Pay Attention to Long Term Trends
Traders help markets function. Because they take short-term positions, sometimes hours, a day or a few days, they are constantly buying and selling. This means that for the rest of us, investors who want to have returns over months and years, there is always a ready market of buyers and sellers out there allowing us to open, increase, decrease or close a position. Traders are important to having a constantly available market for most equity stocks. But, what we know most about traders is that over the long term more than 95% don’t make money. Despite all the transaction volume, their rates of return don’t come close to the Dow Jones Industrial Average – in fact most of them have negative rates of return. Only a few make money.

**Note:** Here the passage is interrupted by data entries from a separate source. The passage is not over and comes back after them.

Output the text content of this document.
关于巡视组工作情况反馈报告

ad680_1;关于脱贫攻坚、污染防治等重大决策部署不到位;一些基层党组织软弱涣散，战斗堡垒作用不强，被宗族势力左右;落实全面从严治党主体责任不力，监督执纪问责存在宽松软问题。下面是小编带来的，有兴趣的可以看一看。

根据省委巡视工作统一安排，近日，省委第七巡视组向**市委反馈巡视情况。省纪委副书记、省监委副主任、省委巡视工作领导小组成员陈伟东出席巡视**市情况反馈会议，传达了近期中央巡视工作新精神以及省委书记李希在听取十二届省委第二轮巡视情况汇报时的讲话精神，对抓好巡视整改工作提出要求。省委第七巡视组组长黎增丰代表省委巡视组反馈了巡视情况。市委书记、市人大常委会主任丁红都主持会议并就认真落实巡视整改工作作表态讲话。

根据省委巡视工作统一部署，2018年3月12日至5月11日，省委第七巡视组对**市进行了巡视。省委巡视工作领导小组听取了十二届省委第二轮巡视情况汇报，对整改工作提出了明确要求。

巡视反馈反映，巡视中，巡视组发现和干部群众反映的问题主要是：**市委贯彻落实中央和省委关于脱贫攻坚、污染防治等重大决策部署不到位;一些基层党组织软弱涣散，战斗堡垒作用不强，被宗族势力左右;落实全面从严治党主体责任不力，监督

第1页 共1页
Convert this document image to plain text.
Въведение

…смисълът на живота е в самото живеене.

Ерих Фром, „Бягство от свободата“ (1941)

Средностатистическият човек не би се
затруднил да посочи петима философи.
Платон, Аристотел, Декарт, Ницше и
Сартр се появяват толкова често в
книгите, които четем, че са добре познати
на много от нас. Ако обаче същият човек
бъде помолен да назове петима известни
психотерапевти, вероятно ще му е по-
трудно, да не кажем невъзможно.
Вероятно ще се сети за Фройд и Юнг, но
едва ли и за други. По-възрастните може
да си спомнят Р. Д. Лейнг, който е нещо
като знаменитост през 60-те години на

For investors it’s not important what the daily prices are of a stock, but rather what markets the company is in, and whether the markets and the company are profitably growing. On days like today, which saw the DJIA down triple digits and up triple digits in the same day (read article here), it’s really important we keep in mind that the value of any company in the short term, on any given day, can fluctuate wildly. But honestly, that’s not important. What’s important is whether the company can exp[ect to grow over months and years. Because if it can, it’s value will go up.
Let’s take a look at a couple of companies in the news today. First there’s Google (see chart here). Despite the recession, despite the financial sector meltdown and despite the wild volatility of the financial markets, the number of internet ads continued to go up. Paid clicks actually went up 18% versus a year ago. (read article about Google results here). Gee, imagine that. Do you suppose that given the election interest, the market interest during this financial crisis and the desire to learn at low cost more people than ever might be turning to the internet? Does anyone really think internet use is going to decline – even in this global recession? Google is positioned with a near-monopoly in internet ad placement (Yahoo! is fast becoming obsolete – and is trying to arrange to use Google technology to save itself see Yahoo! chart here]). By competing in a high growth market – and constantly keeping White Space alive developing new products in this and other high-growth markets – Google can look out 3, 5, 10 years and be reasonably assured of growing revenues and profits. And that’s irrespective of the Dow Jones Industrial Average (where Google might well replace GM someday) or whether Microsoft buys the bumbling Yahoo! brand (read about possible acquisition here).
On the other hand, there’s Harley Davidson (see chart here). Motorcycles use considerably less gasoline than autos, so you would think that people would be buying them this past summer as gasoline hit record high $4.00/gallon plus prices. Yet, Harley saw it’s sales tumble 15.5% (much worse than the heavyweight cycle overall market drop of 3%) (read article about Harley Davidson’s results here.) The problem is that Harley is an icon – for folks over 50! The whole "Rebel Without a Cause" and "Easy Rider" image was part of the 1940s post war rebellion, and then the 1960s anti-war rebellion. Both not relevant for the vast majority of motorcycle buyers who are under 35 years old! Additionally, long a company to Defend & Extend its brand, Harley Davidson has raised the average price of its motorcycles to well over $25,000 – a sum greater than most small cars! Comparably sized, and technologicially superior, motorcycles made by Japanese manufacturers sell for $10,000 and less! Worse, the really fast growing part of the market is small motorcycles and scooters that can achieve 45 to 90 miles per gallon – compared to the 30 mile per gallon Harley Davidsons – and Harley has no product at all in that high growth segment! Harley Davidson is a dying technology and a dying brand in an overall growing market. No wonder the company is selling at multi-year lows (down 50% this year and 67% over 2 years) . Even though the stock market may be down, Harley Davidson is unlikely to be a good investment even when the market eventually goes back up (if Harley survives that long without bankruptcy!)
Watching the Dow Jones Industrial Average, or the daily stock price of any company, isn’t very helpful. Daily, prices are controlled by the activity of traders – who come and go incredibly fast and mostly lose money. What’s important is whether the company is keeping itself in the Rapids of Growth. Google is doing a great job at this. Harley Davidson is Locked-in to its old image and thoroughly entrenched in trying to Defend & Extend its Lock-in – completely ignoring for the past decade the more rapid growth in sport bikes, smaller bikes and scooters. As investors, customers, employees and suppliers what we care about is the ability of management to Disrupt their Lockins and use White Space to stay in the Rapids of growth.